Avcıların kovaladığı yılan karşısına çıkan çiftçiye: “Beni bu zalim avcılardan kurtarır mısın?” dedi… Çiftçi yüzükoyun yere uzandı…

İnce, gördüğü iyiliğin bedelini ödetiyor
19 Mart 2023 - 10:31

Ağzını açtı…

 

“Gir şuradan” dedi Yılana…

Tehlike geçince…

“Çık artık” diye seslendi…

Yılan çıkmayı reddetti…

Bulunduğu yer sıcak ve güvenliydi…

Adam eve dönerken gördüğü balıkçıl kuşuna yaklaştı…

Fısıldayarak:

Olan biteni anlattı…

Balıkçıl:

“Çömel ve ıkın…”.

Çiftçi ıkındı…

Yılanın başı dışarı çıktı…

Balıkçıl onu yakalayıp öldürdü…

Çiftçi, yılanın zehrinin hâlâ içinde olmasından korkuyordu…

Balıkçıla danıştı:

“Yılan zehrinden kurtulmanın yolu nedir?” diye sordu…

“Altı beyaz kuşu pişirip yemek” diye cevapladı balıkçıl…

“Sen de beyaz bir kuşsun ve ilki sen olacaksın” diyen çiftçi, balıkçılı yakalayıp torbasına koydu…

Eve geldi…

Olan biteni karısına anlatırken, içinde balıkçıl kuşu olan torbayı kapıya astı…

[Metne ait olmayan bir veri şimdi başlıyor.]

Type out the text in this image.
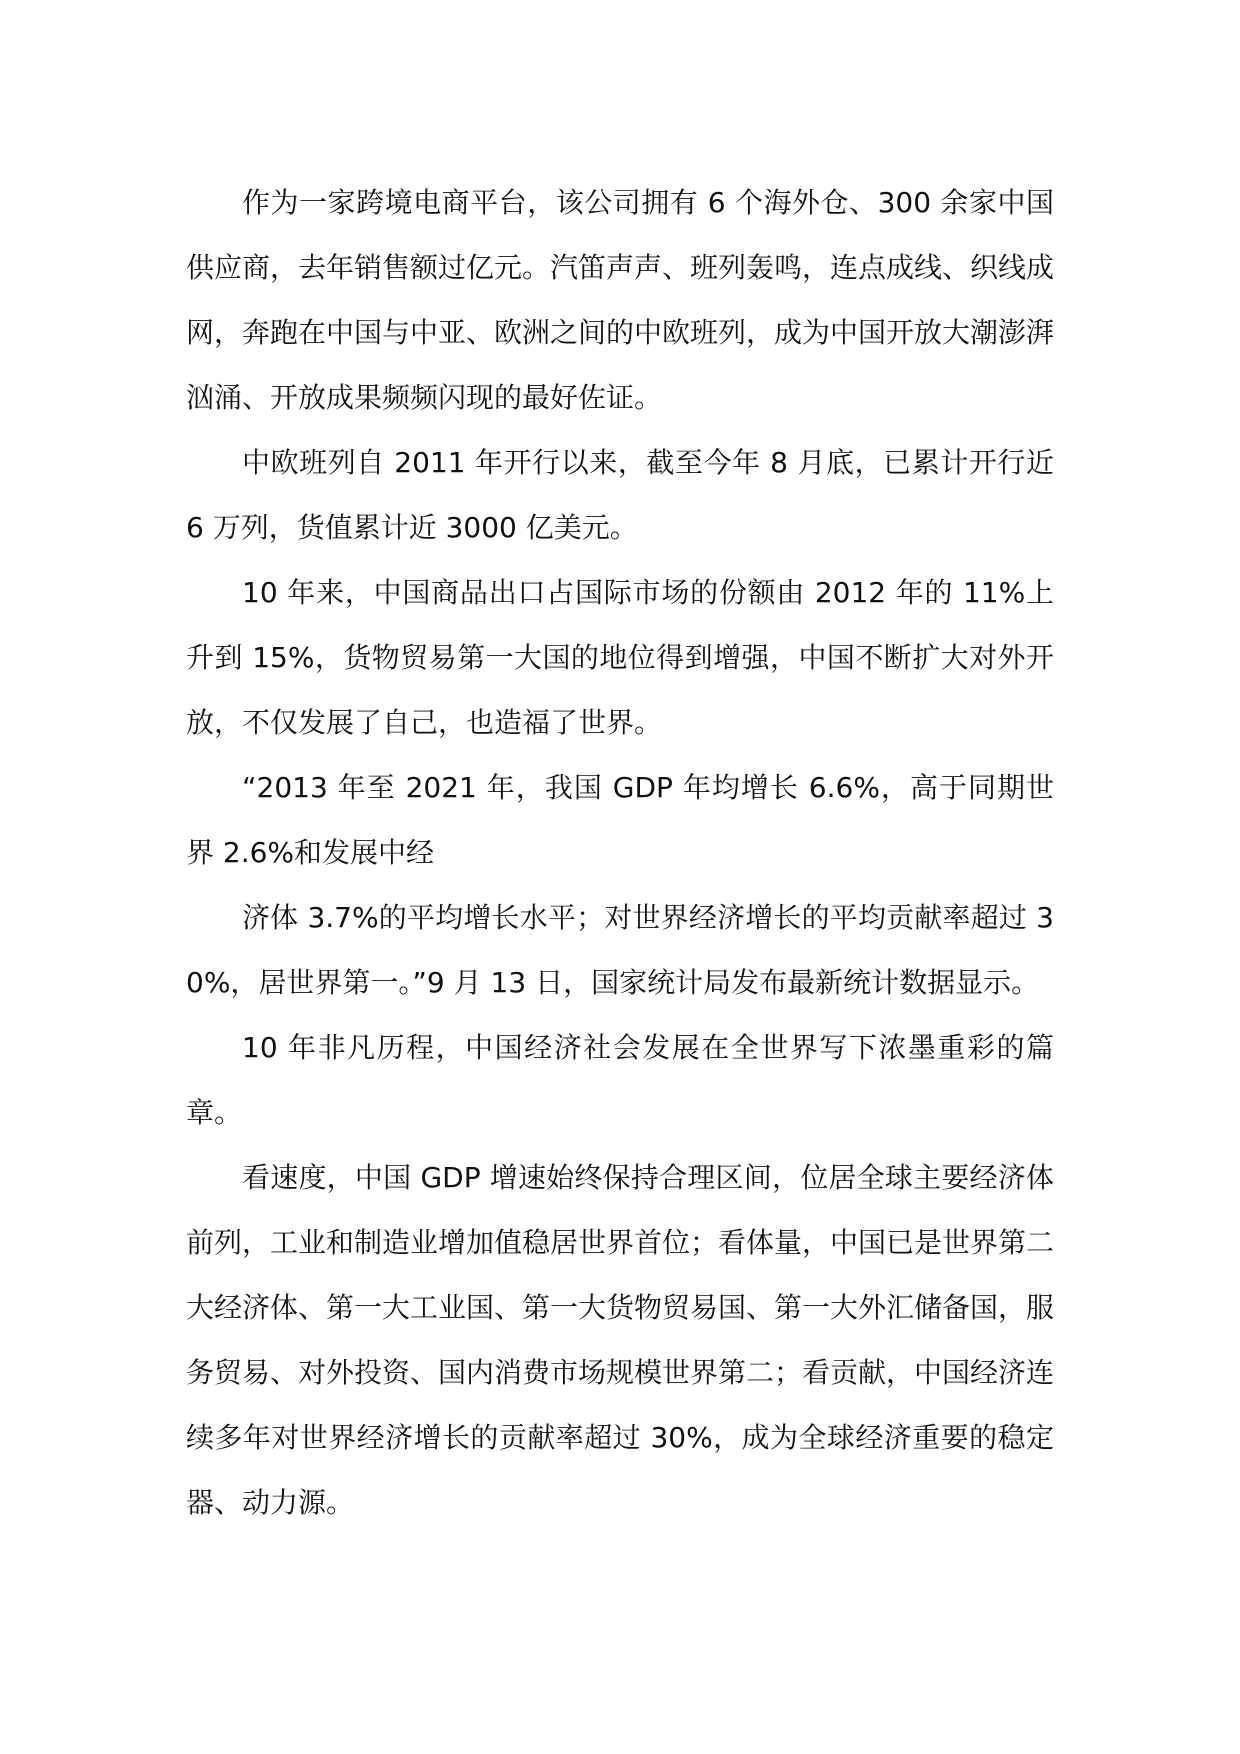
作为一家跨境电商平台，该公司拥有 6 个海外仓、300 余家中国供应商，去年销售额过亿元。汽笛声声、班列轰鸣，连点成线、织线成网，奔跑在中国与中亚、欧洲之间的中欧班列，成为中国开放大潮澎湃汹涌、开放成果频频闪现的最好佐证。

中欧班列自 2011 年开行以来，截至今年 8 月底，已累计开行近 6 万列，货值累计近 3000 亿美元。

10 年来，中国商品出口占国际市场的份额由 2012 年的 11%上升到 15%，货物贸易第一大国的地位得到增强，中国不断扩大对外开放，不仅发展了自己，也造福了世界。

“2013 年至 2021 年，我国 GDP 年均增长 6.6%，高于同期世界 2.6%和发展中经

济体 3.7%的平均增长水平；对世界经济增长的平均贡献率超过 30%，居世界第一。”9 月 13 日，国家统计局发布最新统计数据显示。

10 年非凡历程，中国经济社会发展在全世界写下浓墨重彩的篇章。

看速度，中国 GDP 增速始终保持合理区间，位居全球主要经济体前列，工业和制造业增加值稳居世界首位；看体量，中国已是世界第二大经济体、第一大工业国、第一大货物贸易国、第一大外汇储备国，服务贸易、对外投资、国内消费市场规模世界第二；看贡献，中国经济连续多年对世界经济增长的贡献率超过 30%，成为全球经济重要的稳定器、动力源。
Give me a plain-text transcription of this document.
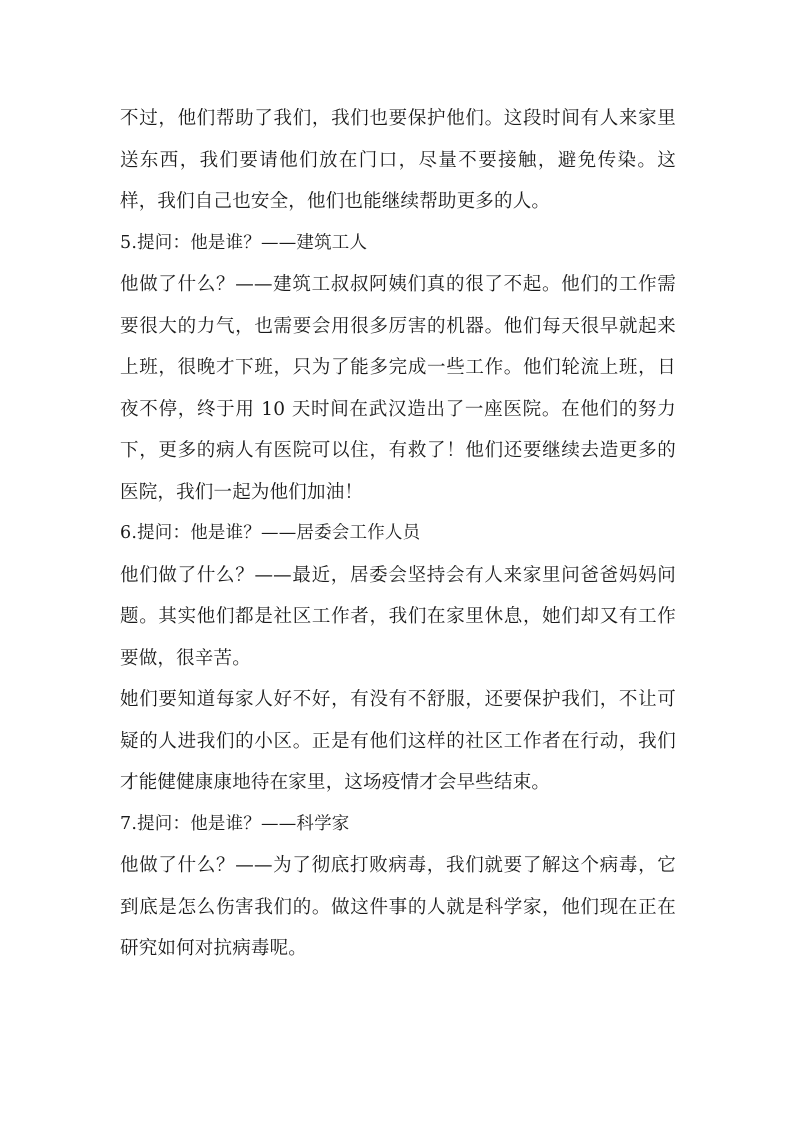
不过，他们帮助了我们，我们也要保护他们。这段时间有人来家里送东西，我们要请他们放在门口，尽量不要接触，避免传染。这样，我们自己也安全，他们也能继续帮助更多的人。

5.提问：他是谁？——建筑工人

他做了什么？——建筑工叔叔阿姨们真的很了不起。他们的工作需要很大的力气，也需要会用很多厉害的机器。他们每天很早就起来上班，很晚才下班，只为了能多完成一些工作。他们轮流上班，日夜不停，终于用 10 天时间在武汉造出了一座医院。在他们的努力下，更多的病人有医院可以住，有救了！他们还要继续去造更多的医院，我们一起为他们加油！

6.提问：他是谁？——居委会工作人员

他们做了什么？——最近，居委会坚持会有人来家里问爸爸妈妈问题。其实他们都是社区工作者，我们在家里休息，她们却又有工作要做，很辛苦。

她们要知道每家人好不好，有没有不舒服，还要保护我们，不让可疑的人进我们的小区。正是有他们这样的社区工作者在行动，我们才能健健康康地待在家里，这场疫情才会早些结束。

7.提问：他是谁？——科学家

他做了什么？——为了彻底打败病毒，我们就要了解这个病毒，它到底是怎么伤害我们的。做这件事的人就是科学家，他们现在正在研究如何对抗病毒呢。
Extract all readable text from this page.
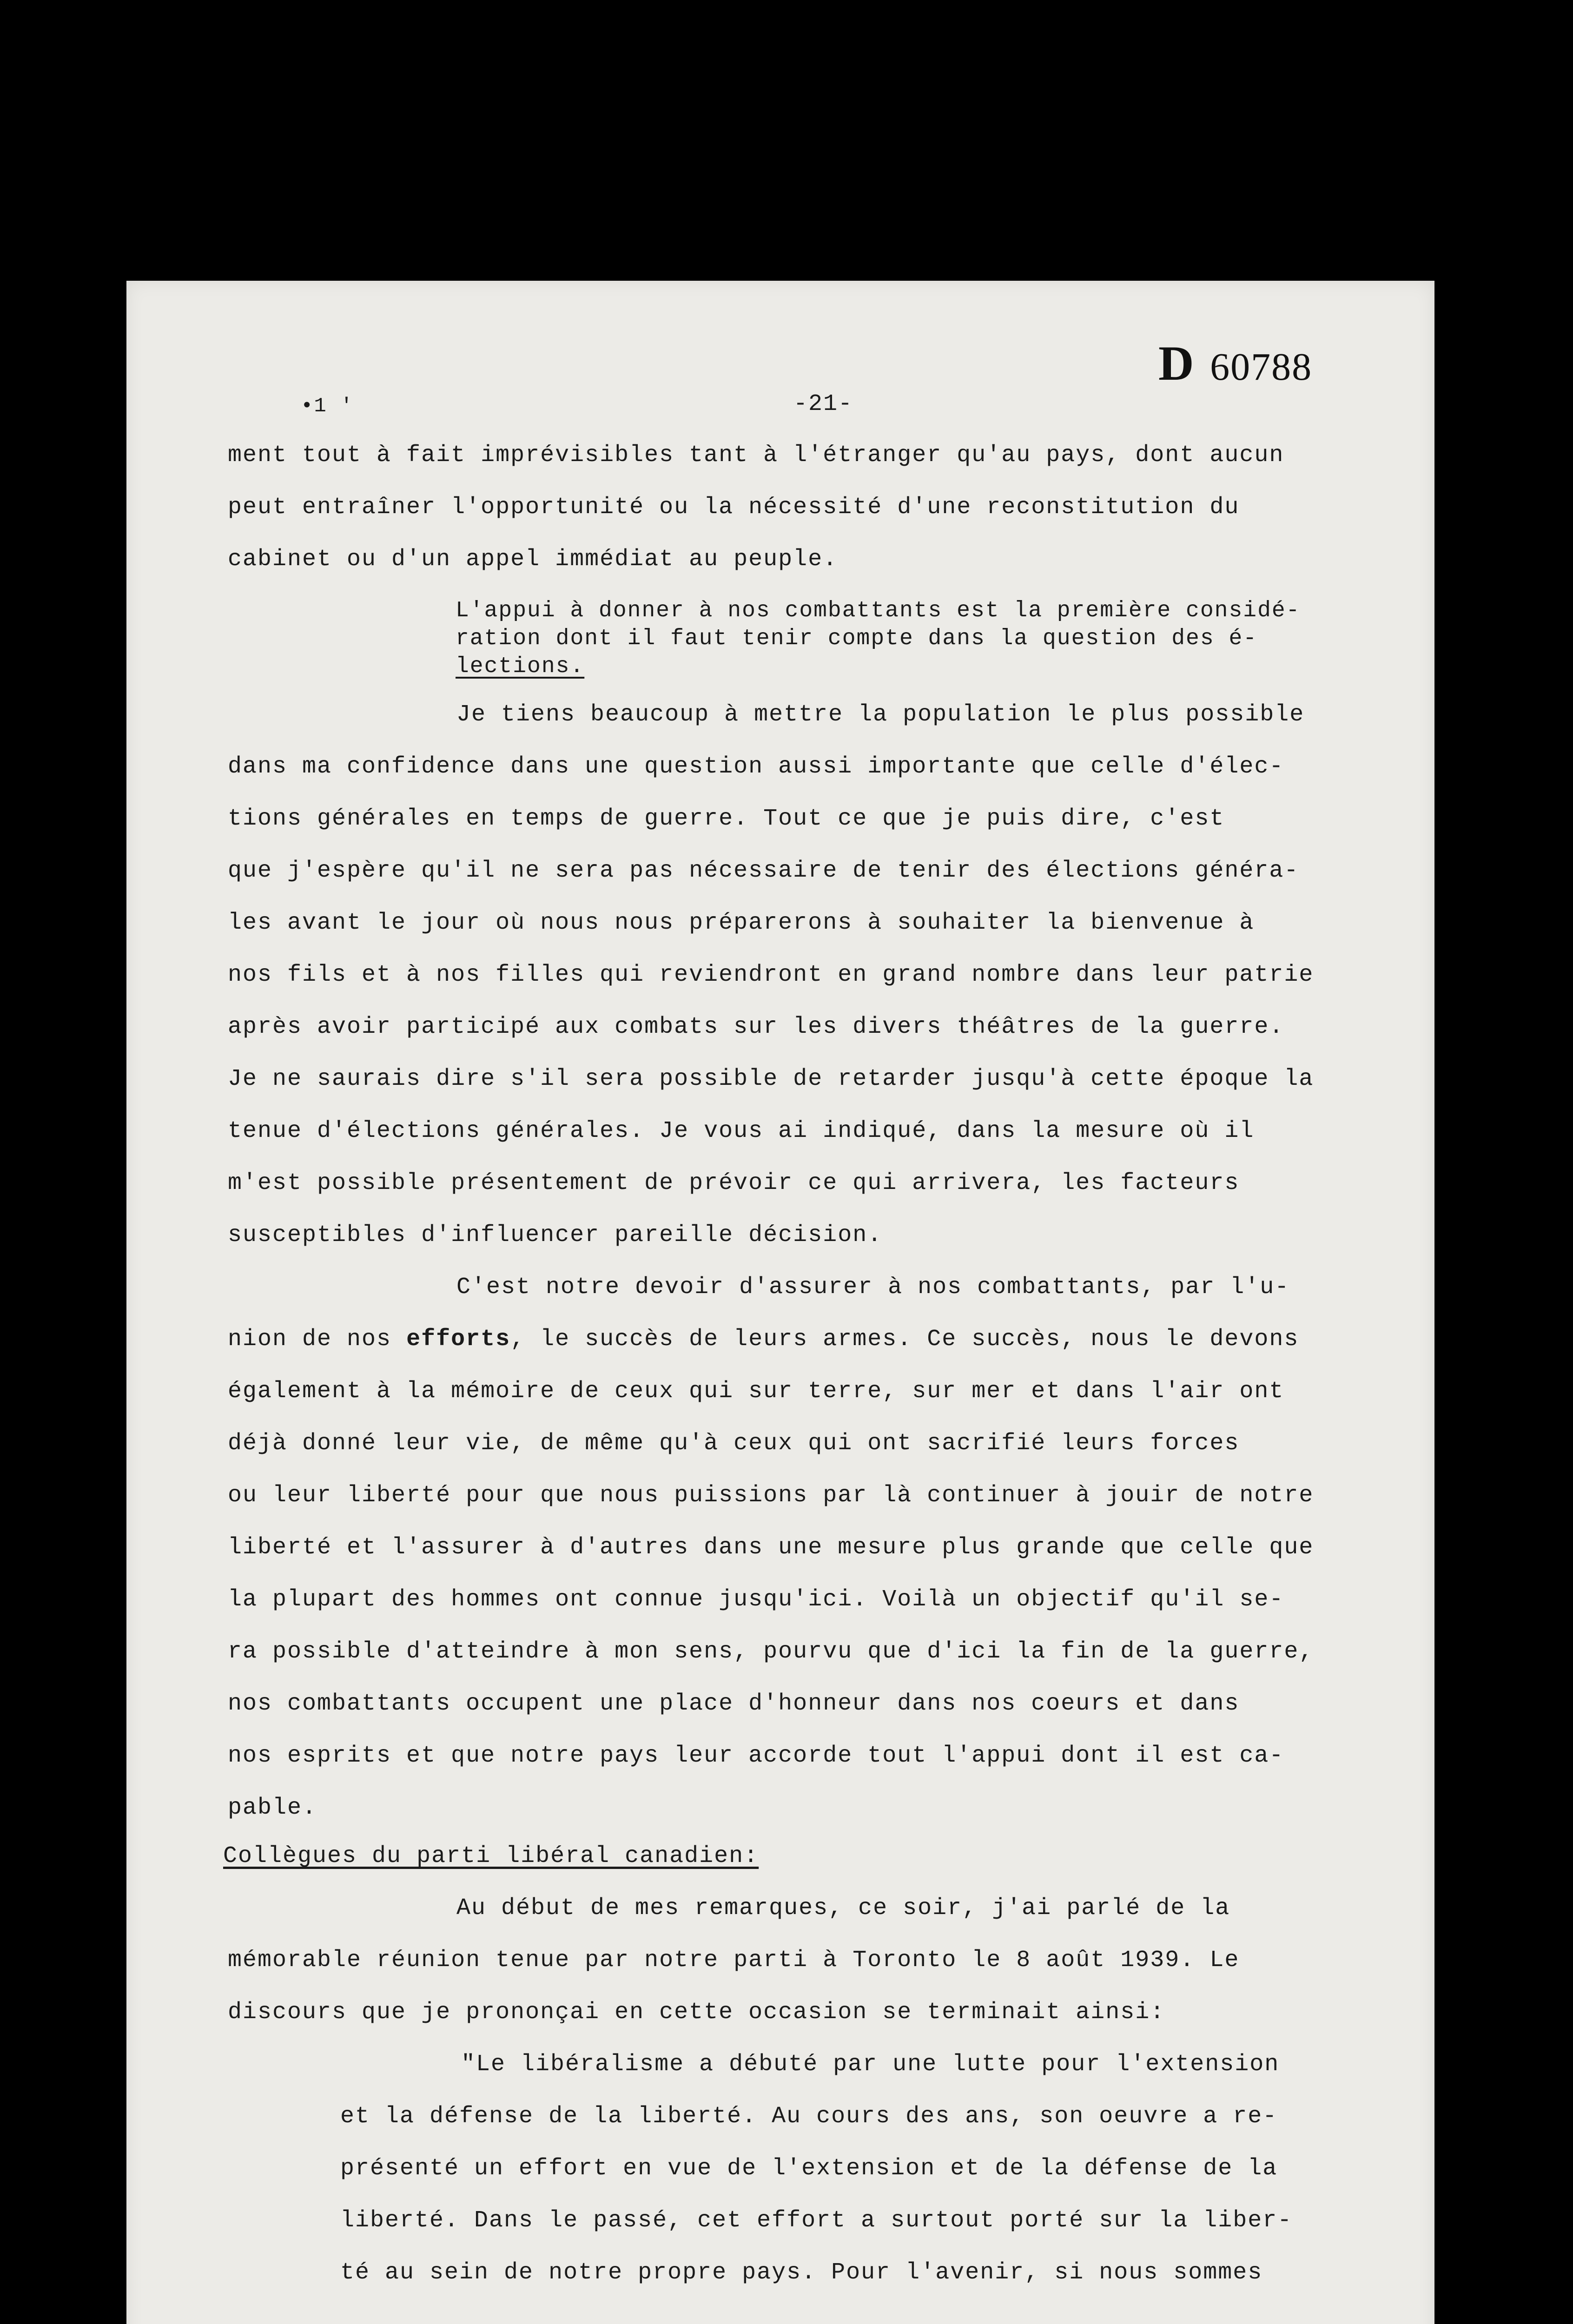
•1 '	-21-
D 60788
ment tout à fait imprévisibles tant à l'étranger qu'au pays, dont aucun
peut entraîner l'opportunité ou la nécessité d'une reconstitution du
cabinet ou d'un appel immédiat au peuple.
L'appui à donner à nos combattants est la première considé-
ration dont il faut tenir compte dans la question des é-
lections.
Je tiens beaucoup à mettre la population le plus possible
dans ma confidence dans une question aussi importante que celle d'élec-
tions générales en temps de guerre. Tout ce que je puis dire, c'est
que j'espère qu'il ne sera pas nécessaire de tenir des élections généra-
les avant le jour où nous nous préparerons à souhaiter la bienvenue à
nos fils et à nos filles qui reviendront en grand nombre dans leur patrie
après avoir participé aux combats sur les divers théâtres de la guerre.
Je ne saurais dire s'il sera possible de retarder jusqu'à cette époque la
tenue d'élections générales. Je vous ai indiqué, dans la mesure où il
m'est possible présentement de prévoir ce qui arrivera, les facteurs
susceptibles d'influencer pareille décision.
C'est notre devoir d'assurer à nos combattants, par l'u-
nion de nos efforts, le succès de leurs armes. Ce succès, nous le devons
également à la mémoire de ceux qui sur terre, sur mer et dans l'air ont
déjà donné leur vie, de même qu'à ceux qui ont sacrifié leurs forces
ou leur liberté pour que nous puissions par là continuer à jouir de notre
liberté et l'assurer à d'autres dans une mesure plus grande que celle que
la plupart des hommes ont connue jusqu'ici. Voilà un objectif qu'il se-
ra possible d'atteindre à mon sens, pourvu que d'ici la fin de la guerre,
nos combattants occupent une place d'honneur dans nos coeurs et dans
nos esprits et que notre pays leur accorde tout l'appui dont il est ca-
pable.
Collègues du parti libéral canadien:
Au début de mes remarques, ce soir, j'ai parlé de la
mémorable réunion tenue par notre parti à Toronto le 8 août 1939. Le
discours que je prononçai en cette occasion se terminait ainsi:
"Le libéralisme a débuté par une lutte pour l'extension
et la défense de la liberté. Au cours des ans, son oeuvre a re-
présenté un effort en vue de l'extension et de la défense de la
liberté. Dans le passé, cet effort a surtout porté sur la liber-
té au sein de notre propre pays. Pour l'avenir, si nous sommes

“Bu yaptığına çok şaşırdım” dedi karısı, “kuş sana bir iyilik yapmış, karnındaki kötülükten kurtulmanı sağlamış, hatta hayatını kurtarmış, ama sen onu yakalamışsın ve öldürmekten söz ediyorsun…”.

Sonra kapıya yöneldi…

Torbanın ağzını açtı…

Balıkçıl uçarak giderken:

Kadının gözlerini oydu…

Bu kıssayı anlatan Afrikalılar sonunu şöyle bağladılar:

“Suyun yukarı doğru aktığını gördüğünüzde bilin ki birisi bir iyiliğin karşılığını ödüyordur.”

Muharrem İnce halen…

Ve…

Hiç de inandırıcı olmayan gerekçelerle…

Cumhurbaşkanı adayı olmak için…

“Haklı sebepleri” olduğunu:

İleri sürebiliyor…

Ve böylece… Kendisini…

Türkiye Cumhuriyeti Devleti’nin Cumhurbaşkanı Adayı göstererek onurlandıran:

Eski Genel Başkanı Kemal Kılıçdaroğlu’ndan gördüğü iyiliğin bedelini:

İhanet ederek:

Ödüyor…

Bak Muharrem

AKP’li araştırmacı İhsan Aktaş dedi ki:

“CHP ve İYİ Parti, HDP konusunda bu kadar sıkışmışken Muharrem İnce güçlü bir bayrak açma cesareti gösterirse Milli CHP’yi kurmuş olur…”.

Muharrem kardeş…

Seni…

5 yıl önce aşağılayan…

Bugün ise:

“Yiğitsin” deyip candan…

“Cömertsin” deyip maldan eden…

İşte bu tipler destekliyor…

Sivil dikta ve korku

Toplumları:

Ezik…

Başarısız…

Beceriksiz…

Ve az gelişmiş bırakan en berbat duygu:

Korkudur…

Ve fakat…

Ne var ki…

Bir ülkenin:

“Az gelişmiş ülke” olarak tanımlanmasının sebebi…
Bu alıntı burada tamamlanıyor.